Pathogenic Huntingtin Repeat Expansions in Patients with Frontotemporal Dementia and Amyotrophic Lateral Sclerosis
Dewan R., Chia R., Ding J., Hickman RA., Stein TD., Abramzon Y., Ahmed S., Sabir MS., Portley MK., Tucci A., Ibáñez K., Shankaracharya FNU., Keagle P., Rossi G., Caroppo P., Tagliavini F., Waldo ML., Johansson PM., Nilsson CF., Adeleye A., Alba C., Bacikova D., Hupalo DN., Martinez EMG., Pollard HB., Sukumar G., Soltis AR., Tuck M., Zhang X., Wilkerson MD., Smith BN., Ticozzi N., Fallini C., Gkazi AS., Topp SD., Kost J., Scotter EL., Kenna KP., Miller JW., Tiloca C., Vance C., Danielson EW., Troakes C., Colombrita C., Al-Sarraj S., Lewis EA., King A., Calini D., Pensato V., Castellotti B., de Belleroche J., Baas F., ten Asbroek ALMA., Sapp PC., McKenna-Yasek D., McLaughlin RL., Polak M., Asress S., Esteban-Pérez J., Muñoz-Blanco JL., Stevic Z., D'Alfonso S., Mazzini L., Comi GP., Del Bo R., Ceroni M., Gagliardi S., Querin G., Bertolin C., van Rheenen W., Diekstra FP., Rademakers R., van Blitterswijk M., Boylan KB., Lauria G., Duga S., Corti S., Cereda C., Corrado L., Sorarù G., Williams KL., Nicholson GA., Blair IP., Leblond-Manry C., Rouleau GA., Hardiman O., Morrison KE., Veldink JH., van den Berg LH., Al-Chalabi A., Pall H., Shaw PJ., Turner MR., Talbot K., Taroni F., García-Redondo A., Wu Z., Gellera C., Ratti A., Brown RH.

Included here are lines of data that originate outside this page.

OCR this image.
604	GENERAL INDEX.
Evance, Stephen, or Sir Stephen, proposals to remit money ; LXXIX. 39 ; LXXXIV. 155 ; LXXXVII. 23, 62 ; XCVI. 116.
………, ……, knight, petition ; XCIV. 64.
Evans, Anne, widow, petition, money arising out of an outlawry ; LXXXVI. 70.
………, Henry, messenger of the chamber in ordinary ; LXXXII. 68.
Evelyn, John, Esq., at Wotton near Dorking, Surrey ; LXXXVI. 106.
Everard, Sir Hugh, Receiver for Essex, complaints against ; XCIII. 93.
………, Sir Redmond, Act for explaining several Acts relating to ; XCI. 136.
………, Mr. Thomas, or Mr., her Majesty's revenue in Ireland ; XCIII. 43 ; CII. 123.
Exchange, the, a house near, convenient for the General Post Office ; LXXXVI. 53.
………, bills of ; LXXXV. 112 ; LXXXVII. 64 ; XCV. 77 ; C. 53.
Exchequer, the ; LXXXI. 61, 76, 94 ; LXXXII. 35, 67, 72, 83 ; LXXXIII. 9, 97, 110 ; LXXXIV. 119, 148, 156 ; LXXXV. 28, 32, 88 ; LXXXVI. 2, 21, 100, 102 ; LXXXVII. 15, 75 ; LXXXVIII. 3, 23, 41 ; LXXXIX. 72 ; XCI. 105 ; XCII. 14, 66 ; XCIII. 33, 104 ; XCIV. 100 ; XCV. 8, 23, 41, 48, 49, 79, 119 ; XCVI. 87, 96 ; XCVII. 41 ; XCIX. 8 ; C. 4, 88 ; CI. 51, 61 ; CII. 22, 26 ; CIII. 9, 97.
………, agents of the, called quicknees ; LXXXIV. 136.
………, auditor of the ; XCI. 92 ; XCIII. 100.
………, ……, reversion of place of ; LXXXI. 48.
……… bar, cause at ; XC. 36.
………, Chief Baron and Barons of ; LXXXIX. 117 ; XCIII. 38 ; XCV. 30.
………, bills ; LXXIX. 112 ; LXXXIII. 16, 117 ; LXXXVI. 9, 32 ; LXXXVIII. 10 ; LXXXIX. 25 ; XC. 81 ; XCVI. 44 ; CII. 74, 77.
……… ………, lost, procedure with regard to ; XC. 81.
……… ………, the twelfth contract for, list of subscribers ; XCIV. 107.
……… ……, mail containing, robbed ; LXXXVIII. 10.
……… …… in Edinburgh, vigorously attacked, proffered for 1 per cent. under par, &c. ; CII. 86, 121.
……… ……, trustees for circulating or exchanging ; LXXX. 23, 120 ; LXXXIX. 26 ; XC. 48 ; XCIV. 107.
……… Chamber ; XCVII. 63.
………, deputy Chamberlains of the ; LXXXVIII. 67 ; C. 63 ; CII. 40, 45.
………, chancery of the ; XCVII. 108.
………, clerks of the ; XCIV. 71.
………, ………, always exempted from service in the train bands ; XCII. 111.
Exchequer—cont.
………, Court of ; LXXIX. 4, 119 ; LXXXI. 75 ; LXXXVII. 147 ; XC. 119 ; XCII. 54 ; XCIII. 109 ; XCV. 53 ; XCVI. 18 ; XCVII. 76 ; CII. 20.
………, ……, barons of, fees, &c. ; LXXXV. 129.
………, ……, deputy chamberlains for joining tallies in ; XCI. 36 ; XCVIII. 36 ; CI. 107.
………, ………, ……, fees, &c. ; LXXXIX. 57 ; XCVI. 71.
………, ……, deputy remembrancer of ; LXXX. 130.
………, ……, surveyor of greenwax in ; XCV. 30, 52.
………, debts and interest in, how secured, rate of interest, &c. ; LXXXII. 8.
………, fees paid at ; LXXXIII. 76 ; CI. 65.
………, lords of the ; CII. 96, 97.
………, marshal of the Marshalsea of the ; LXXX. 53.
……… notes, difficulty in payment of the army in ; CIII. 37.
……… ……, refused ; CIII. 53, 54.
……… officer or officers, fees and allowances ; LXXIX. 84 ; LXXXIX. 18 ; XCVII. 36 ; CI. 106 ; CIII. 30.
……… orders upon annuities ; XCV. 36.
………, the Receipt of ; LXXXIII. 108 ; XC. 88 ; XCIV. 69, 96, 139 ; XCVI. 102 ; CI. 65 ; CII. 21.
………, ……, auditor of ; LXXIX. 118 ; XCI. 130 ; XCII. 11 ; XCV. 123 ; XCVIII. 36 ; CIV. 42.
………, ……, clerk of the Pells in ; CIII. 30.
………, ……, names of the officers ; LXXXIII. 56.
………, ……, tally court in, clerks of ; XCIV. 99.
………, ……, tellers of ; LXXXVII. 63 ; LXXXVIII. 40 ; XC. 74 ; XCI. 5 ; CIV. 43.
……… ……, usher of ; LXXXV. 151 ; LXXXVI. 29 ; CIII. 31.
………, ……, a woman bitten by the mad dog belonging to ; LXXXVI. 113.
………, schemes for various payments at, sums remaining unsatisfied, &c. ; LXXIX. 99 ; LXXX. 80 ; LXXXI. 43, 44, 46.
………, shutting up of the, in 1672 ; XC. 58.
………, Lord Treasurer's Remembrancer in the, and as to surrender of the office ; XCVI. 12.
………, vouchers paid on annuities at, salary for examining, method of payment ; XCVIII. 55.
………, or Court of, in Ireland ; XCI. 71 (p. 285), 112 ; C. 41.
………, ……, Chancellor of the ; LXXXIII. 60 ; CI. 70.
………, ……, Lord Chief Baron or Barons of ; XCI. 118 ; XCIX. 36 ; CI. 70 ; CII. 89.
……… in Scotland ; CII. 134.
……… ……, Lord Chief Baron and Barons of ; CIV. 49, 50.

© 2020 We examined the role of repeat expansions in the pathogenesis of frontotemporal dementia (FTD) and amyotrophic lateral sclerosis (ALS) by analyzing whole-genome sequence data from 2,442 FTD/ALS patients, 2,599 Lewy body dementia (LBD) patients, and 3,158 neurologically healthy subjects. Pathogenic expansions (range, 40–64 CAG repeats) in the huntingtin (HTT) gene were found in three (0.12%) patients diagnosed with pure FTD/ALS syndromes but were not present in the LBD or healthy cohorts. We replicated our findings in an independent collection of 3,674 FTD/ALS patients. Postmortem evaluations of two patients revealed the classical TDP-43 pathology of FTD/ALS, as well as huntingtin-positive, ubiquitin-positive aggregates in the frontal cortex. The neostriatal atrophy that pathologically defines Huntington's disease was absent in both cases. Our findings reveal an etiological relationship between HTT repeat expansions and FTD/ALS syndromes and indicate that genetic screening of FTD/ALS patients for HTT repeat expansions should be considered.